Parents must be aware of cyberbullying and teach their kids to recognize and report it. Talk to your child about how you could work together if it happened. If it does, make sure you don’t respond to the bully. Keep a copy of any on screen message, no matter how embarassing. And if you are a bystander (meaning you were sent a link to a mean website, copied on an email, etc) make sure you reach out to the victim/target to express friendship, sympathy, offer a diversion together (like ‘let’s get together after school and work on math’) If the bullying is serious enough, get police involved.
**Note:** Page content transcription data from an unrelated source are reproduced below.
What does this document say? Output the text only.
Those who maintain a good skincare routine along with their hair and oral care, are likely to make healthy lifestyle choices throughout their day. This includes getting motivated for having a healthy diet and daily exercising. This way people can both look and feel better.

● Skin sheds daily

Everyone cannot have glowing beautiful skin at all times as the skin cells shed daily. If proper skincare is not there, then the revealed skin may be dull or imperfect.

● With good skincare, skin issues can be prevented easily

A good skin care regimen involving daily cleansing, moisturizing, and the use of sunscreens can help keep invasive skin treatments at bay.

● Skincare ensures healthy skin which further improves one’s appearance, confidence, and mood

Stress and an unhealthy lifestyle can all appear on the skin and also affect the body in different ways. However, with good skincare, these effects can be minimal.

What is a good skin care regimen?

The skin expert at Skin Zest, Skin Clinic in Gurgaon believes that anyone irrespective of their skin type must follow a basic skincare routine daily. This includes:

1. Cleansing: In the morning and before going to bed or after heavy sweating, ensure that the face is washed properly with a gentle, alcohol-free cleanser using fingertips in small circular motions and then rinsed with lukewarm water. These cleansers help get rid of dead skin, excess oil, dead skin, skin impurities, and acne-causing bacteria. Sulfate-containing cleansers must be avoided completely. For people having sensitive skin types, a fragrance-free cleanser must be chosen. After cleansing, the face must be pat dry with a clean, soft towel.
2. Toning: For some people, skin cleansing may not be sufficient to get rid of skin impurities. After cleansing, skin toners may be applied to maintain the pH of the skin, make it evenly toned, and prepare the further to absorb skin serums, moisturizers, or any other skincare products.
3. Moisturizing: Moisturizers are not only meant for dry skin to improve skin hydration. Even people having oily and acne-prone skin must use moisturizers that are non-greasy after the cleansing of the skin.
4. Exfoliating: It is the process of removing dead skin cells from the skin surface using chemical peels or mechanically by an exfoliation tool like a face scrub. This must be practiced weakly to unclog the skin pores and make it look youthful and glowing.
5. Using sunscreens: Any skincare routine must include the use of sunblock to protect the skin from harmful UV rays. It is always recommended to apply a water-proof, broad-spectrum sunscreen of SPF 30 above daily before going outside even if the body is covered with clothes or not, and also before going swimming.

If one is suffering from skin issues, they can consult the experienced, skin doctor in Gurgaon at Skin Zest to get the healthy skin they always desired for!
If it’s impacting the school environment, (child is afraid to go to school, feels like everyone is laughing at them, etc) then report to the school, the teacher or principal, counselor or resource officer. But parents need to drive process, leave a paper trail, review the school policy, ask for an action plan in writing. Stay on top of things and demand a respones. (from Allison Trachthill) theAmerican School Counselor Association has updated its ethical standards. Now, confronting cyberbullying is an ethical obligation for school counselors. Section A.10.e of the Ethical Standards for School Counselors states that school counselors should, "Consider the extent to which cyberbullying is interfering with students’ educational process and base guidance curriculum and intervention programming for this pervasive and potentially dangerous problem on research-based and best practices."